Universal Music Group, the world’s largest music company, and streaming giant Spotify announced a multi-year direct deal on Sunday that will affect both recording and publishing royalty rates.
The joint statement did not provide details on the value or specific length of the agreement, but said UMG and Spotify "will collaborate closely to advance the next era of streaming innovation."
"Artists, songwriters and consumers will benefit from new and evolving offers, new paid subscription tiers, bundling of music and non-music content, and a richer audio and visual content catalog," the statement read.
The deal notably "establishes a direct license between Spotify and Universal Music Publishing Group across Spotify's current product portfolio in the US and several other countries," the companies said.
Trade publication Billboard reported that this is the first direct deal Spotify has struck with a publisher since the 2018 Music Modernization Act, which updated US copyright law to overhaul statutory licensing for the digital age and improve how songwriters are paid for streams.
The agreement appears to signal a compromise in Spotify's controversial "bundling" rollout, which reclassified its paid streaming plans to include audiobooks, with payments split between music and book publishers.
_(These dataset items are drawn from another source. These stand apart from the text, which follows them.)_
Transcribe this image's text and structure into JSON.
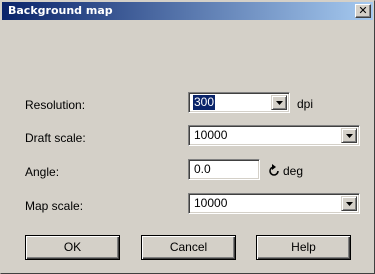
{
  "window": {
    "title": "Background map",
    "close_label": "✕",
    "close_icon": "close-icon"
  },
  "form": {
    "resolution": {
      "label": "Resolution:",
      "value": "300",
      "unit": "dpi"
    },
    "draft_scale": {
      "label": "Draft scale:",
      "value": "10000"
    },
    "angle": {
      "label": "Angle:",
      "value": "0.0",
      "unit": "deg",
      "icon": "rotate-icon"
    },
    "map_scale": {
      "label": "Map scale:",
      "value": "10000"
    }
  },
  "buttons": {
    "ok": "OK",
    "cancel": "Cancel",
    "help": "Help"
  },
  "colors": {
    "dialog_bg": "#d4d0c8",
    "title_bar_start": "#0a246a",
    "title_bar_end": "#a6caf0",
    "selection": "#0a246a"
  }
}
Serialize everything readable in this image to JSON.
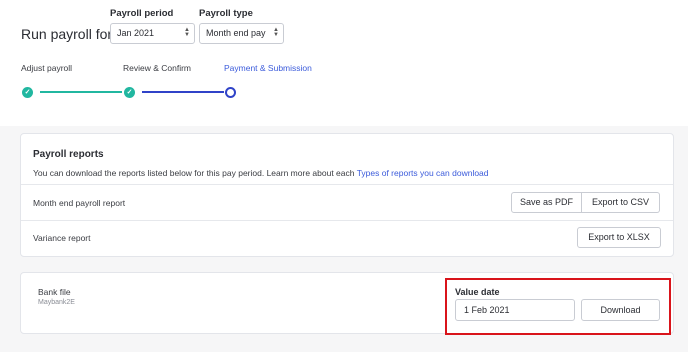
{
  "header": {
    "title": "Run payroll for",
    "payroll_period": {
      "label": "Payroll period",
      "value": "Jan 2021"
    },
    "payroll_type": {
      "label": "Payroll type",
      "value": "Month end pay"
    }
  },
  "stepper": {
    "steps": [
      {
        "label": "Adjust payroll",
        "status": "done"
      },
      {
        "label": "Review & Confirm",
        "status": "done"
      },
      {
        "label": "Payment & Submission",
        "status": "current"
      }
    ]
  },
  "reports": {
    "title": "Payroll reports",
    "description": "You can download the reports listed below for this pay period. Learn more about each ",
    "link_text": "Types of reports you can download",
    "rows": [
      {
        "name": "Month end payroll report",
        "actions": [
          "Save as PDF",
          "Export to CSV"
        ]
      },
      {
        "name": "Variance report",
        "actions": [
          "Export to XLSX"
        ]
      }
    ]
  },
  "bank_file": {
    "title": "Bank file",
    "subtitle": "Maybank2E",
    "value_date_label": "Value date",
    "value_date": "1 Feb 2021",
    "download_label": "Download"
  },
  "colors": {
    "accent": "#3b5bdb",
    "done": "#21b7a0",
    "highlight": "#d9141b"
  }
}
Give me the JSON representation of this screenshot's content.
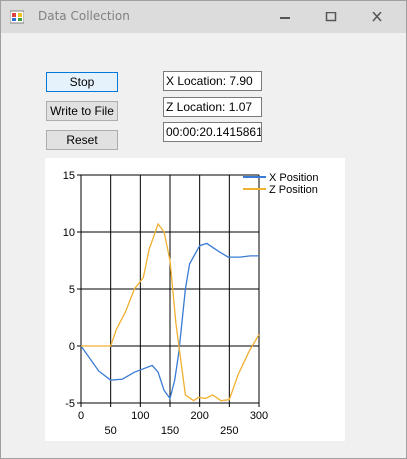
{
  "window": {
    "title": "Data Collection",
    "icon": "app-icon"
  },
  "buttons": {
    "stop": "Stop",
    "write": "Write to File",
    "reset": "Reset"
  },
  "readouts": {
    "x_location": "X Location: 7.90",
    "z_location": "Z Location: 1.07",
    "elapsed": "00:00:20.1415861"
  },
  "chart_data": {
    "type": "line",
    "xlim": [
      0,
      300
    ],
    "ylim": [
      -5,
      15
    ],
    "xticks_top_row": [
      "0",
      "100",
      "200",
      "300"
    ],
    "xticks_bottom_row": [
      "50",
      "150",
      "250"
    ],
    "yticks": [
      "15",
      "10",
      "5",
      "0",
      "-5"
    ],
    "grid": true,
    "legend": "top-right",
    "series": [
      {
        "name": "X Position",
        "color": "#3a7bd5",
        "points": [
          [
            0,
            0
          ],
          [
            30,
            -2.2
          ],
          [
            50,
            -3
          ],
          [
            70,
            -2.9
          ],
          [
            90,
            -2.3
          ],
          [
            105,
            -2
          ],
          [
            120,
            -1.7
          ],
          [
            130,
            -2.3
          ],
          [
            140,
            -3.9
          ],
          [
            150,
            -4.6
          ],
          [
            158,
            -3
          ],
          [
            165,
            -0.5
          ],
          [
            176,
            5
          ],
          [
            183,
            7.2
          ],
          [
            200,
            8.8
          ],
          [
            212,
            9
          ],
          [
            232,
            8.3
          ],
          [
            248,
            7.8
          ],
          [
            268,
            7.8
          ],
          [
            285,
            7.9
          ],
          [
            300,
            7.9
          ]
        ]
      },
      {
        "name": "Z Position",
        "color": "#f0b030",
        "points": [
          [
            0,
            0
          ],
          [
            30,
            0
          ],
          [
            50,
            0
          ],
          [
            60,
            1.5
          ],
          [
            75,
            3
          ],
          [
            90,
            5
          ],
          [
            105,
            6
          ],
          [
            115,
            8.5
          ],
          [
            130,
            10.7
          ],
          [
            140,
            10
          ],
          [
            150,
            7.5
          ],
          [
            160,
            2
          ],
          [
            176,
            -4.3
          ],
          [
            190,
            -4.8
          ],
          [
            198,
            -4.5
          ],
          [
            210,
            -4.6
          ],
          [
            222,
            -4.3
          ],
          [
            236,
            -4.8
          ],
          [
            250,
            -4.7
          ],
          [
            265,
            -2.5
          ],
          [
            283,
            -0.5
          ],
          [
            300,
            1
          ]
        ]
      }
    ]
  }
}
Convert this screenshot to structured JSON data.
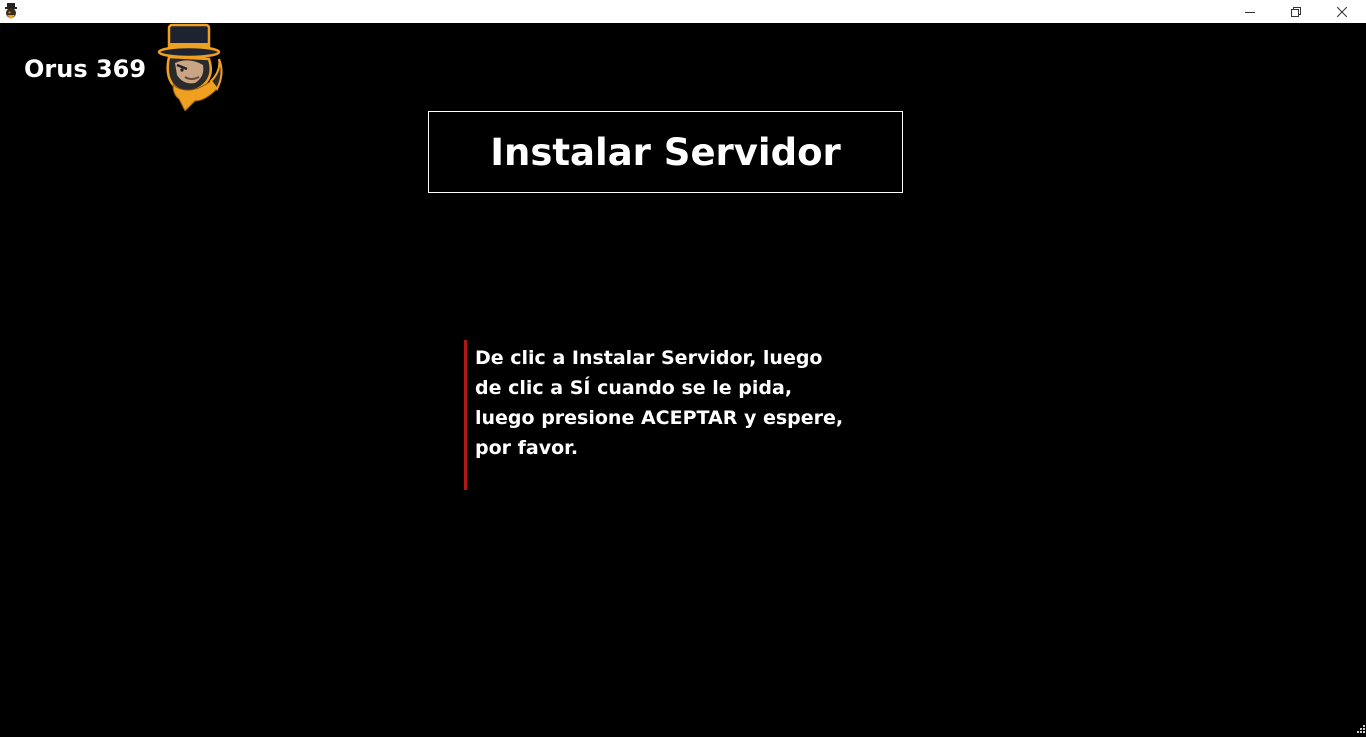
{
  "window": {
    "app_icon": "orus-mascot-icon",
    "controls": {
      "minimize_icon": "minimize-icon",
      "maximize_icon": "restore-icon",
      "close_icon": "close-icon"
    }
  },
  "header": {
    "brand_name": "Orus 369",
    "logo": "gorilla-top-hat-mascot-logo"
  },
  "main": {
    "install_button_label": "Instalar Servidor",
    "notice_text": "De clic a Instalar Servidor, luego de clic a SÍ cuando se le pida, luego presione ACEPTAR y espere, por favor."
  },
  "colors": {
    "background": "#000000",
    "titlebar": "#ffffff",
    "text": "#ffffff",
    "accent_bar": "#b01818",
    "logo_accent": "#f0a020"
  }
}
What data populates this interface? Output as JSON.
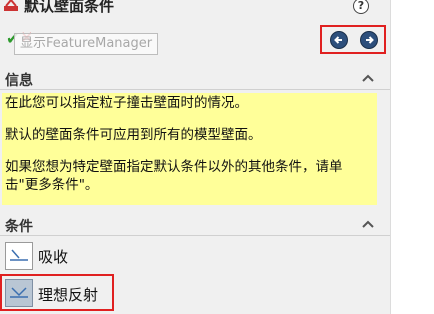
{
  "header": {
    "title": "默认壁面条件",
    "help_label": "?",
    "icon": "boundary-condition-icon"
  },
  "actions": {
    "ok_label": "✔",
    "cancel_label": "✕",
    "tooltip": "显示FeatureManager",
    "back_icon": "arrow-left-icon",
    "forward_icon": "arrow-right-icon"
  },
  "sections": {
    "info": {
      "title": "信息",
      "lines": [
        "在此您可以指定粒子撞击壁面时的情况。",
        "默认的壁面条件可应用到所有的模型壁面。",
        "如果您想为特定壁面指定默认条件以外的其他条件，请单击\"更多条件\"。"
      ]
    },
    "conditions": {
      "title": "条件",
      "items": [
        {
          "label": "吸收",
          "icon": "absorb-icon",
          "selected": false
        },
        {
          "label": "理想反射",
          "icon": "ideal-reflection-icon",
          "selected": true
        }
      ]
    }
  },
  "colors": {
    "info_bg": "#ffff99",
    "highlight": "#e02020",
    "nav_button": "#2d4f7c"
  }
}
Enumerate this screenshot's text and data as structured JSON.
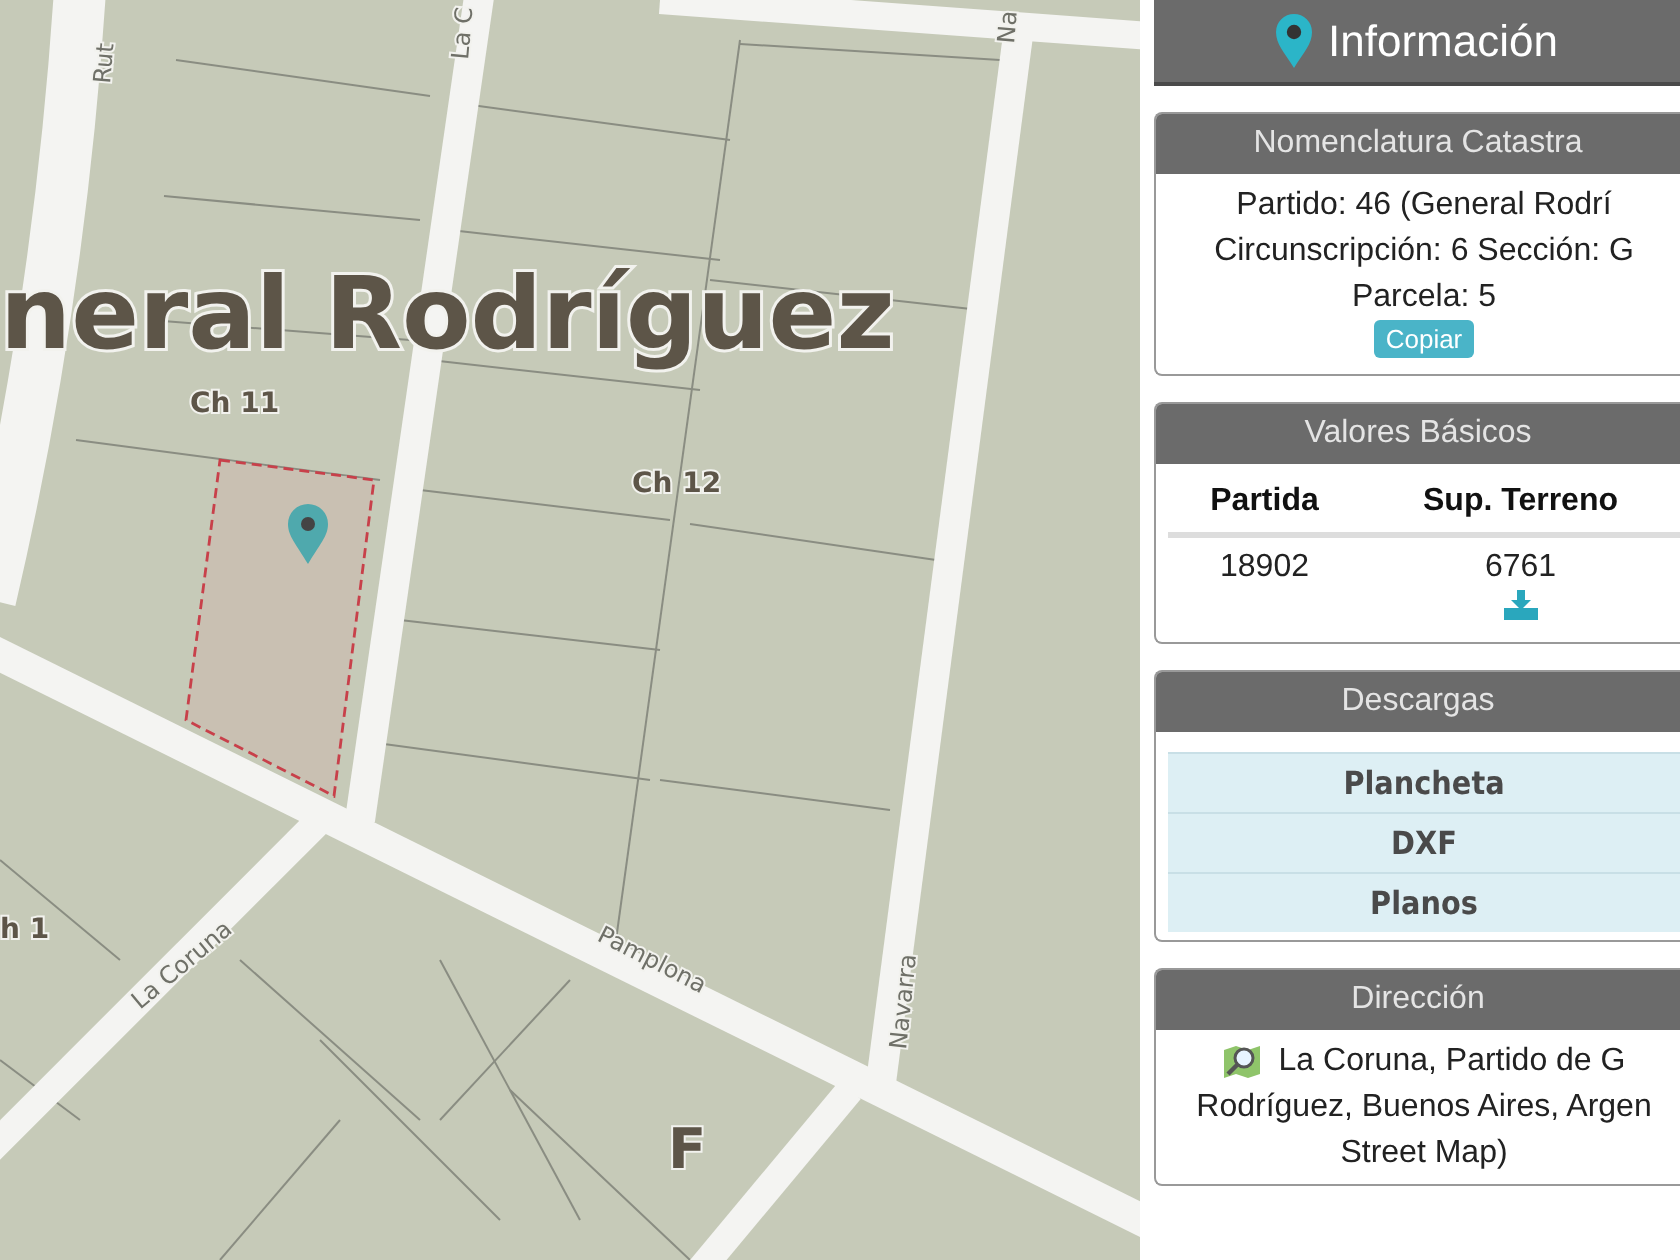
{
  "map": {
    "labels": [
      {
        "text": "neral Rodríguez",
        "kind": "town"
      },
      {
        "text": "Ch 11",
        "kind": "block"
      },
      {
        "text": "Ch 12",
        "kind": "block"
      },
      {
        "text": "h 1",
        "kind": "block"
      },
      {
        "text": "F",
        "kind": "sector"
      },
      {
        "text": "Rut",
        "kind": "street"
      },
      {
        "text": "La C",
        "kind": "street"
      },
      {
        "text": "Na",
        "kind": "street"
      },
      {
        "text": "La Coruna",
        "kind": "street"
      },
      {
        "text": "Pamplona",
        "kind": "street"
      },
      {
        "text": "Navarra",
        "kind": "street"
      }
    ]
  },
  "info": {
    "title": "Información"
  },
  "nomenclatura": {
    "title": "Nomenclatura Catastra",
    "lines": [
      "Partido: 46 (General Rodrí",
      "Circunscripción: 6 Sección: G",
      "Parcela: 5"
    ],
    "button": "Copiar"
  },
  "valores": {
    "title": "Valores Básicos",
    "columns": [
      "Partida",
      "Sup. Terreno"
    ],
    "rows": [
      [
        "18902",
        "6761"
      ]
    ]
  },
  "descargas": {
    "title": "Descargas",
    "items": [
      "Plancheta",
      "DXF",
      "Planos"
    ]
  },
  "direccion": {
    "title": "Dirección",
    "lines": [
      "La Coruna, Partido de G",
      "Rodríguez, Buenos Aires, Argen",
      "Street Map)"
    ]
  }
}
"Spotify maintains its bundle, but with this direct deal [with UMPG], it has evolved to account for broader rights, including a different economic treatment for music and non-music content," a Spotify spokesperson told Music Business Worldwide.
The Mechanical Licensing Collective, a non-profit under the US Copyright Office created by the MMA, sued Spotify over the issue, claiming the company was underpaying songwriters, composers, and publishers.
UMG CEO Lucian Grainge said in a statement that the deal is an example of his company's "vision" for "Streaming 2.0," which focuses on increasing value through subscription levels and product sales, rather than on streaming scale alone.
"This agreement furthers and broadens the collaboration with Spotify for both our labels and music publisher, advancing artist-centric principles to drive greater monetization for artists and songwriters, as well as enhancing product offerings for consumers," Grainge said.
The partnership will help Spotify make "paid music subscriptions even more attractive to a broader audience of fans around the world," Spotify CEO Daniel Ek said in the statement.